First reported 10/16/2009 2:14 p.m.
See video of the zoning board’s June discussion of the project
An Italian restaurant on Madison Street made popular by its creative and energetic chef went too far in building what was supposed to be an outdoor beer garden, according to village officials. But for taking the project well beyond everyone’s expectations, the restaurateur likely won’t face any sanctions.
In July, Gaetano DiBenedetto won approval from the village council to install a patio to the rear of his restaurant at 7636 Madison. In the proposal presented to the council, the 16-foot by 25-foot space would be surrounded by a cinderblock wall, and a peaked roof supported by corner posts would provide patrons with some protection from the elements.
Instead, the restaurateur built – and the village signed off on – a fully enclosed addition to his property, complete with vinyl siding and windows.
Village Administrator Tim Gillian and Commissioner Mike Curry, who oversees the building department, agreed that the project went too far. However, the council’s approval was strictly to allow DiBenedetto to eliminate two parking spaces where the patio would be built. The structure doesn’t violate any local ordinances, according to Gillian, though it’s clear the restaurant has built an expansion – not an outdoor patio.
“At the end of the day, what was built there is to code,” Gillian said. “It’s kind of a no-harm, no-foul.”
When Gillian assumed the administrator’s position in mid September, he ordered an immediate halt on the construction, he said, realizing its scope went beyond what was approved. Over the next several days, Gillian said, he made sure that building inspectors checked the electrical work, the heating system and other facets of the construction to ensure they were up to code. Then, retroactively, DiBenedetto submitted new paperwork detailing the scope of the project.
Procedurally, said Gillian, the building department should have done a better job following the work. He suggested the village shoulders some blame for letting the construction go as far as it did, which makes it difficult to punish DiBenedetto.
“It gets tough after a guy invests $20,000 or $30,000 in a project and the building department has gone along with it, and then it gets to my desk, to tell him to tear it down when we might have some culpability,” Gillian said.
DiBenedetto downplays the changes made to the patio, and said the roof and the vinyl siding were the only modifications.

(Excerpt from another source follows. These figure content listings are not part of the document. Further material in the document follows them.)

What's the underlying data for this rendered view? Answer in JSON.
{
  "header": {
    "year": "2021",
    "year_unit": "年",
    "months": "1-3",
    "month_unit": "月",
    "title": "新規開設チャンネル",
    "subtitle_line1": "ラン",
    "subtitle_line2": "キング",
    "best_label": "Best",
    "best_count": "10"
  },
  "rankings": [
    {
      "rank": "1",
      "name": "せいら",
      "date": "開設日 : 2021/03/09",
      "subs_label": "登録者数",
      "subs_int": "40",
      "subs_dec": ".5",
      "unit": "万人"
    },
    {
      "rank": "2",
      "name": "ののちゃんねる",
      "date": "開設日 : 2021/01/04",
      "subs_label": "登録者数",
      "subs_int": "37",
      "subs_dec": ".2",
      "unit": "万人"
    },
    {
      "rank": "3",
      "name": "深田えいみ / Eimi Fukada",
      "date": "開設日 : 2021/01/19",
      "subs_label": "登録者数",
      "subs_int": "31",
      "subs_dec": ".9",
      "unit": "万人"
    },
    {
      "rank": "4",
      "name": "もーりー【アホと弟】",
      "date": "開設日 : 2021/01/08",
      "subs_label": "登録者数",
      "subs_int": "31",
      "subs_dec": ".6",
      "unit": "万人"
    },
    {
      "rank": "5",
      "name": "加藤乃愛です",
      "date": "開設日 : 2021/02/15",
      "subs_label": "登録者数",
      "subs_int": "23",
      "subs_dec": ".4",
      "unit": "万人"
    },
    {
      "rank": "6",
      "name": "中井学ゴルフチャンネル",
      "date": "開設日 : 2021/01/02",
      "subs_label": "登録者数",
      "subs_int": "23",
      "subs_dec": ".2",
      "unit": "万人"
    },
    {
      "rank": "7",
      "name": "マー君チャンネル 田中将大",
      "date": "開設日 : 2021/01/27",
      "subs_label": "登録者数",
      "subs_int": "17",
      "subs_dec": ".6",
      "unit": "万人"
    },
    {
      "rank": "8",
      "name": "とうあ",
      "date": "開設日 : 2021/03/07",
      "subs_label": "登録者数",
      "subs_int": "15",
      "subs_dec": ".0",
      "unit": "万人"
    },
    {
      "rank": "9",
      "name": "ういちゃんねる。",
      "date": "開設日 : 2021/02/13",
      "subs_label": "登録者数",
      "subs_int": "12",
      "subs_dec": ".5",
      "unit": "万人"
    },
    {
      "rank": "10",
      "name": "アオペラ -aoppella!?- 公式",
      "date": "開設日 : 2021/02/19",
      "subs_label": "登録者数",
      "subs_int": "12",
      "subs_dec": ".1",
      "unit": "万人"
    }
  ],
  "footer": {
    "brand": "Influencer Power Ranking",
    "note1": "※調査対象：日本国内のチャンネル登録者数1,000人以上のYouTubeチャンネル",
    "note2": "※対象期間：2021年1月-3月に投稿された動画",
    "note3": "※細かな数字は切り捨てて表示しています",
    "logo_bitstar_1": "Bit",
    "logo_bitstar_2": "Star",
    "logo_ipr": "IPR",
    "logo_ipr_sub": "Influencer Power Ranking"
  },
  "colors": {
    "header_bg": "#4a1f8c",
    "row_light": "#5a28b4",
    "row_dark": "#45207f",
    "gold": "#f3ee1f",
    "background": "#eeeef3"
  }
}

The decision to enclose the structure was actually encouraged by village inspectors, he said.
“It is nothing different from what was approved before,” DiBenedetto said in a phone interview Thursday. “There was a second set of drawings than what was presented before. The roof is a little bit different.”

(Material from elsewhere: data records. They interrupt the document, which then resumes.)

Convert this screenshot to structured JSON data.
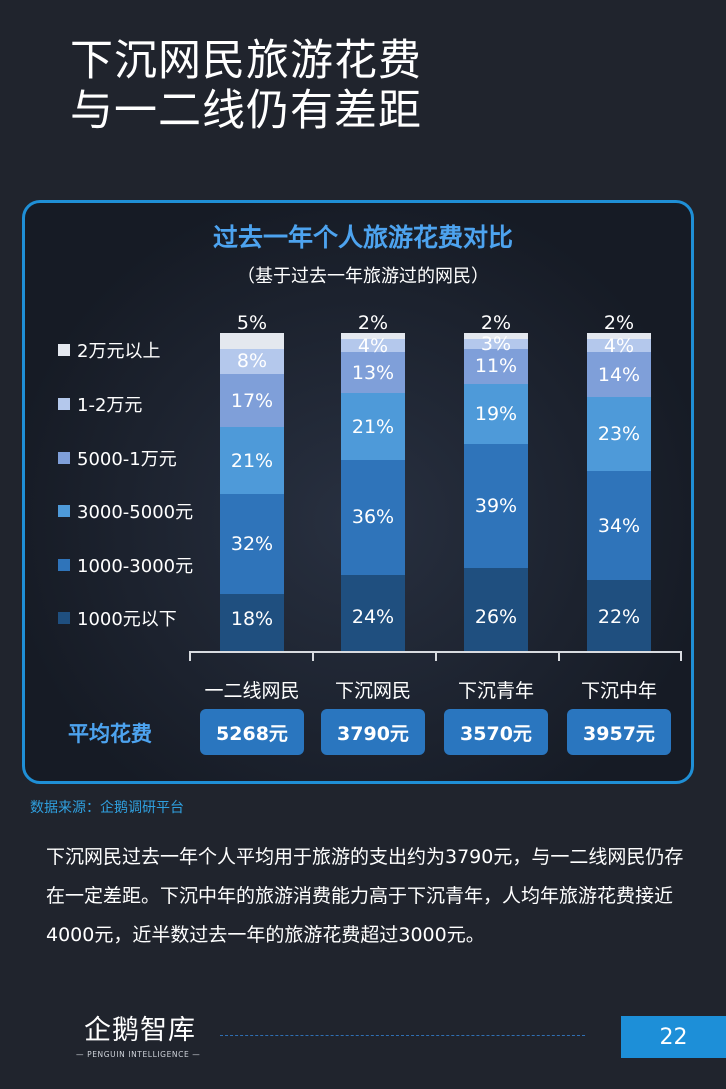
{
  "page_title": {
    "line1": "下沉网民旅游花费",
    "line2": "与一二线仍有差距"
  },
  "chart_data": {
    "type": "bar",
    "stacked": true,
    "title": "过去一年个人旅游花费对比",
    "subtitle": "（基于过去一年旅游过的网民）",
    "categories": [
      "一二线网民",
      "下沉网民",
      "下沉青年",
      "下沉中年"
    ],
    "series": [
      {
        "name": "1000元以下",
        "color": "#1f4f7f",
        "values": [
          18,
          24,
          26,
          22
        ]
      },
      {
        "name": "1000-3000元",
        "color": "#2f74ba",
        "values": [
          32,
          36,
          39,
          34
        ]
      },
      {
        "name": "3000-5000元",
        "color": "#4e9ad9",
        "values": [
          21,
          21,
          19,
          23
        ]
      },
      {
        "name": "5000-1万元",
        "color": "#7f9fd9",
        "values": [
          17,
          13,
          11,
          14
        ]
      },
      {
        "name": "1-2万元",
        "color": "#b4c8ec",
        "values": [
          8,
          4,
          3,
          4
        ]
      },
      {
        "name": "2万元以上",
        "color": "#e4e8ef",
        "values": [
          5,
          2,
          2,
          2
        ]
      }
    ],
    "value_suffix": "%",
    "legend_position": "left"
  },
  "average": {
    "label": "平均花费",
    "values": [
      "5268元",
      "3790元",
      "3570元",
      "3957元"
    ]
  },
  "source": "数据来源：企鹅调研平台",
  "body_text": "下沉网民过去一年个人平均用于旅游的支出约为3790元，与一二线网民仍存在一定差距。下沉中年的旅游消费能力高于下沉青年，人均年旅游花费接近4000元，近半数过去一年的旅游花费超过3000元。",
  "logo": {
    "name": "企鹅智库",
    "sub": "— PENGUIN INTELLIGENCE —"
  },
  "page_number": "22"
}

Gillian acknowledged he is not familiar with exactly how the patio transformed into the structure that was built, and said he could not confirm whether the municipality suggested changes to the construction.

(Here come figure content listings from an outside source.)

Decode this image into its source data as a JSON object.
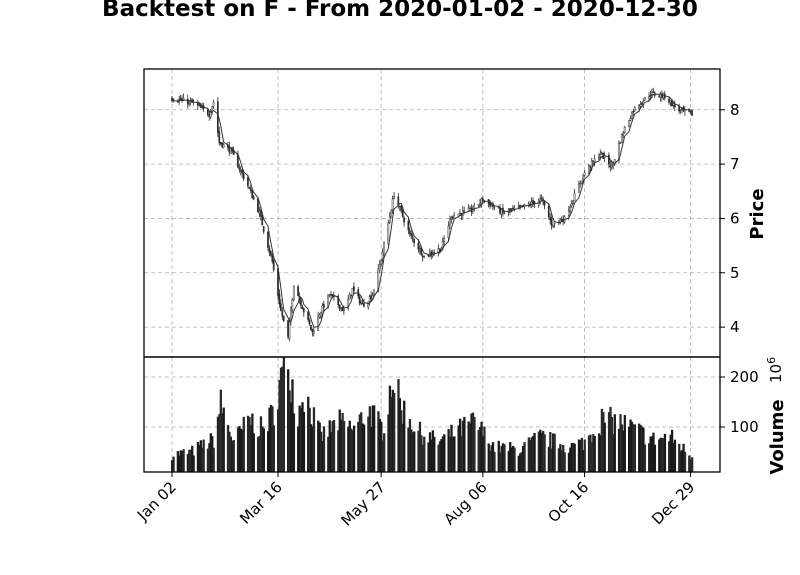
{
  "title": "Backtest on F - From 2020-01-02 - 2020-12-30",
  "chart_data": [
    {
      "type": "candlestick",
      "ylabel": "Price",
      "ylim": [
        3.45,
        8.75
      ],
      "yticks": [
        "4",
        "5",
        "6",
        "7",
        "8"
      ],
      "grid": true,
      "x_range": [
        "2020-01-02",
        "2020-12-30"
      ],
      "series": [
        {
          "values_key": "close",
          "keypoints": [
            [
              "2020-01-02",
              8.21
            ],
            [
              "2020-01-17",
              8.12
            ],
            [
              "2020-01-28",
              7.92
            ],
            [
              "2020-01-31",
              8.15
            ],
            [
              "2020-02-04",
              7.4
            ],
            [
              "2020-02-12",
              7.25
            ],
            [
              "2020-02-24",
              6.6
            ],
            [
              "2020-03-03",
              6.1
            ],
            [
              "2020-03-12",
              5.2
            ],
            [
              "2020-03-18",
              4.3
            ],
            [
              "2020-03-23",
              3.8
            ],
            [
              "2020-03-27",
              4.8
            ],
            [
              "2020-04-03",
              4.3
            ],
            [
              "2020-04-09",
              3.9
            ],
            [
              "2020-04-14",
              4.25
            ],
            [
              "2020-04-21",
              4.6
            ],
            [
              "2020-05-01",
              4.3
            ],
            [
              "2020-05-07",
              4.7
            ],
            [
              "2020-05-14",
              4.4
            ],
            [
              "2020-05-21",
              4.6
            ],
            [
              "2020-05-27",
              5.25
            ],
            [
              "2020-06-05",
              6.45
            ],
            [
              "2020-06-16",
              5.7
            ],
            [
              "2020-06-26",
              5.3
            ],
            [
              "2020-07-08",
              5.45
            ],
            [
              "2020-07-15",
              6.05
            ],
            [
              "2020-07-29",
              6.15
            ],
            [
              "2020-08-06",
              6.35
            ],
            [
              "2020-08-20",
              6.1
            ],
            [
              "2020-09-02",
              6.2
            ],
            [
              "2020-09-16",
              6.35
            ],
            [
              "2020-09-23",
              5.9
            ],
            [
              "2020-10-02",
              6.0
            ],
            [
              "2020-10-16",
              6.85
            ],
            [
              "2020-10-27",
              7.2
            ],
            [
              "2020-11-04",
              6.95
            ],
            [
              "2020-11-12",
              7.6
            ],
            [
              "2020-11-19",
              8.0
            ],
            [
              "2020-12-01",
              8.3
            ],
            [
              "2020-12-11",
              8.25
            ],
            [
              "2020-12-20",
              8.0
            ],
            [
              "2020-12-30",
              7.92
            ]
          ]
        }
      ]
    },
    {
      "type": "bar",
      "ylabel": "Volume",
      "scale_label": "10",
      "scale_exponent": "6",
      "ylim": [
        10,
        240
      ],
      "yticks": [
        "100",
        "200"
      ],
      "grid": true,
      "series": [
        {
          "values_key": "volume",
          "keypoints": [
            [
              "2020-01-02",
              45
            ],
            [
              "2020-01-15",
              50
            ],
            [
              "2020-01-31",
              75
            ],
            [
              "2020-02-05",
              145
            ],
            [
              "2020-02-14",
              70
            ],
            [
              "2020-02-25",
              115
            ],
            [
              "2020-03-05",
              95
            ],
            [
              "2020-03-12",
              125
            ],
            [
              "2020-03-18",
              195
            ],
            [
              "2020-03-23",
              230
            ],
            [
              "2020-03-30",
              120
            ],
            [
              "2020-04-02",
              175
            ],
            [
              "2020-04-15",
              80
            ],
            [
              "2020-04-27",
              110
            ],
            [
              "2020-05-08",
              95
            ],
            [
              "2020-05-18",
              135
            ],
            [
              "2020-05-28",
              95
            ],
            [
              "2020-06-04",
              205
            ],
            [
              "2020-06-09",
              145
            ],
            [
              "2020-06-22",
              90
            ],
            [
              "2020-07-06",
              70
            ],
            [
              "2020-07-21",
              95
            ],
            [
              "2020-07-31",
              110
            ],
            [
              "2020-08-14",
              60
            ],
            [
              "2020-09-01",
              55
            ],
            [
              "2020-09-15",
              80
            ],
            [
              "2020-10-06",
              60
            ],
            [
              "2020-10-16",
              70
            ],
            [
              "2020-10-28",
              115
            ],
            [
              "2020-11-09",
              110
            ],
            [
              "2020-11-20",
              95
            ],
            [
              "2020-12-03",
              75
            ],
            [
              "2020-12-15",
              80
            ],
            [
              "2020-12-30",
              40
            ]
          ]
        }
      ]
    }
  ],
  "xticks": [
    "Jan 02",
    "Mar 16",
    "May 27",
    "Aug 06",
    "Oct 16",
    "Dec 29"
  ],
  "xtick_dates": [
    "2020-01-02",
    "2020-03-16",
    "2020-05-27",
    "2020-08-06",
    "2020-10-16",
    "2020-12-29"
  ],
  "colors": {
    "candle": "#2b2b2b",
    "bar": "#1a1a1a",
    "ma": "#333333",
    "grid": "#b0b0b0"
  }
}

The enforcement of local regulations is focused primarily on safety, said Curry, rather than on punishing scofflaws. This building is safe, he said, and assuming it was not the restaurant’s intent to deceive the municipality, no sanctions or fines would be levied. The commissioner described a process for determining an applicant’s intentions that involved interviewing contractors, property owners and building inspectors. Though such an effort could sap the building department’s resources, Curry said that process would be more appropriate than handing out fines for violations and setting a tone that projects must adhere to the established guidelines.
“I believe everyone’s innocent until proven guilty,” Curry said about enforcing the process. “I’m not going to persecute innocent people. I think that’s wrong.”
The commissioner said that issuing fines would turn the building department into a “cash cow” for the village and it is not his intention to generate revenue for municipal coffers.
Both Curry and Commissioner Mark Hosty escaped sanctions recently when building department officials discovered renovation projects at their respective homes went beyond the scope of what had been permitted. No sanctions have been discussed regarding the restaurant’s patio project, Gillian said.